In the ten years since NDC was launched, early adopters have deployed many strategies to encourage travel sellers to move from consuming content through the GDS to NDC. Airline commercial leaders have rewarded travel sellers for aligning with their distribution goals by using sticks (such as removal of access to certain content) and/or carrots (segment fees, lower pricing). As a result of this alignment, they have been able to drive value from travel sellers more effectively.
However, the airlines’ challenge is ensuring travel sellers are incentivized to move sales volume to non-legacy channels and deliver on growth commitments. Let’s look at what concerns airline leaders with distribution and sales goals at the forefront of their objectives:
- Distribution is no longer a separate negotiation with travel sellers: Making distribution goals part of commercial discussions is vital to NDC adoption.
- Aligning distribution and sales goals requires change management: Empowering sales to manage negotiations requires upskilling and alignment across departments.
- Understanding channel profitability is vital: To make strategic decisions around where and when to deploy incentive dollars requires more than just understanding and measuring the cost of sale associated with budget achievement and yield.

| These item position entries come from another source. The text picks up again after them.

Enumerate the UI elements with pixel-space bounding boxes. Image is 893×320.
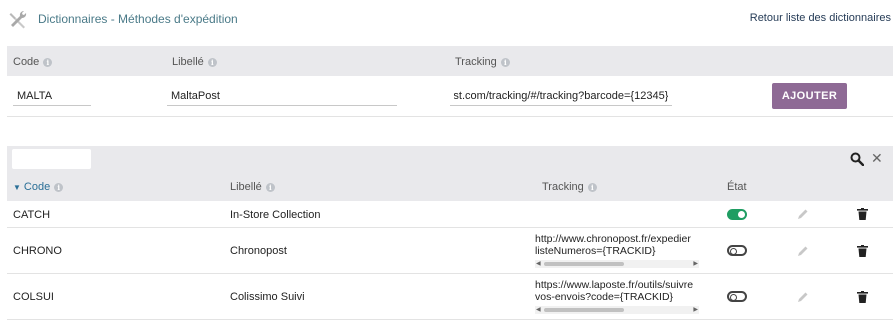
tracking-cell: http://www.chronopost.fr/expedier listeN…: [535, 233, 703, 270]
scroll-right-icon[interactable]: ▶: [693, 260, 698, 268]
trash-icon[interactable]: [857, 208, 868, 220]
label-column-header[interactable]: Libellé i: [230, 181, 275, 193]
state-toggle-off[interactable]: [727, 291, 747, 302]
page-header: Dictionnaires - Méthodes d'expédition Re…: [0, 0, 893, 40]
info-icon[interactable]: i: [54, 182, 64, 192]
back-to-dictionaries-link[interactable]: Retour liste des dictionnaires: [750, 12, 891, 24]
close-icon[interactable]: ✕: [871, 150, 883, 166]
state-column-header: État: [727, 181, 747, 193]
filter-input[interactable]: [12, 149, 91, 169]
scroll-right-icon[interactable]: ▶: [693, 306, 698, 314]
filter-bar: ✕: [7, 146, 893, 174]
info-icon[interactable]: i: [207, 57, 217, 67]
search-icon[interactable]: [850, 152, 864, 166]
info-icon[interactable]: i: [500, 57, 510, 67]
add-form-row: AJOUTER: [7, 76, 893, 117]
label-column-header: Libellé i: [172, 56, 217, 68]
horizontal-scrollbar[interactable]: ◀ ▶: [535, 260, 699, 268]
tracking-column-header[interactable]: Tracking i: [542, 181, 597, 193]
pencil-icon[interactable]: [797, 291, 809, 303]
state-toggle-off[interactable]: [727, 245, 747, 256]
row-label: Colissimo Suivi: [230, 291, 305, 303]
wrench-screwdriver-icon: [9, 10, 27, 29]
info-icon[interactable]: i: [587, 182, 597, 192]
add-button[interactable]: AJOUTER: [772, 83, 847, 109]
info-icon[interactable]: i: [265, 182, 275, 192]
row-label: In-Store Collection: [230, 209, 321, 221]
code-column-header: Code i: [13, 56, 53, 68]
row-code: COLSUI: [13, 291, 54, 303]
tracking-input[interactable]: [450, 86, 672, 106]
table-row: COLSUI Colissimo Suivi https://www.lapos…: [7, 274, 893, 320]
row-label: Chronopost: [230, 245, 287, 257]
pencil-icon[interactable]: [797, 208, 809, 220]
row-code: CATCH: [13, 209, 51, 221]
add-form-header: Code i Libellé i Tracking i: [7, 46, 893, 76]
tracking-line: vos-envois?code={TRACKID}: [535, 291, 674, 303]
state-toggle-on[interactable]: [727, 209, 747, 220]
trash-icon[interactable]: [857, 291, 868, 303]
info-icon[interactable]: i: [43, 57, 53, 67]
label-input[interactable]: [167, 86, 397, 106]
code-input[interactable]: [13, 86, 91, 106]
scrollbar-thumb[interactable]: [544, 308, 624, 312]
tracking-line: https://www.laposte.fr/outils/suivre: [535, 279, 694, 291]
pencil-icon[interactable]: [797, 245, 809, 257]
scroll-left-icon[interactable]: ◀: [536, 260, 541, 268]
caret-down-icon: ▼: [13, 183, 21, 192]
tracking-line: listeNumeros={TRACKID}: [535, 245, 656, 257]
table-row: CATCH In-Store Collection: [7, 201, 893, 228]
tracking-cell: https://www.laposte.fr/outils/suivre vos…: [535, 279, 703, 316]
tracking-column-header: Tracking i: [455, 56, 510, 68]
list-header: ▼ Code i Libellé i Tracking i État: [7, 174, 893, 201]
horizontal-scrollbar[interactable]: ◀ ▶: [535, 306, 699, 314]
tracking-line: http://www.chronopost.fr/expedier: [535, 233, 691, 245]
scrollbar-thumb[interactable]: [544, 262, 624, 266]
table-row: CHRONO Chronopost http://www.chronopost.…: [7, 228, 893, 274]
code-sort-header[interactable]: ▼ Code i: [13, 181, 64, 193]
row-code: CHRONO: [13, 245, 62, 257]
page-title: Dictionnaires - Méthodes d'expédition: [38, 12, 238, 26]
trash-icon[interactable]: [857, 245, 868, 257]
scroll-left-icon[interactable]: ◀: [536, 306, 541, 314]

- Access to content will rapidly become the number one incentive: As NDC continues to mature and more airlines use merchandising, the products travel sellers can retail will become their defining proposition. Using this to stimulate growth and ancillary sales will become a central tenet of an airline’s commercial strategy.
A frustration voiced by many airline leaders is that addressing these challenges requires improved supporting technology. New sales planning and incentive management tools, backed by data science, should help airline leaders steer travel sellers toward preferred modes of distribution and propel growth.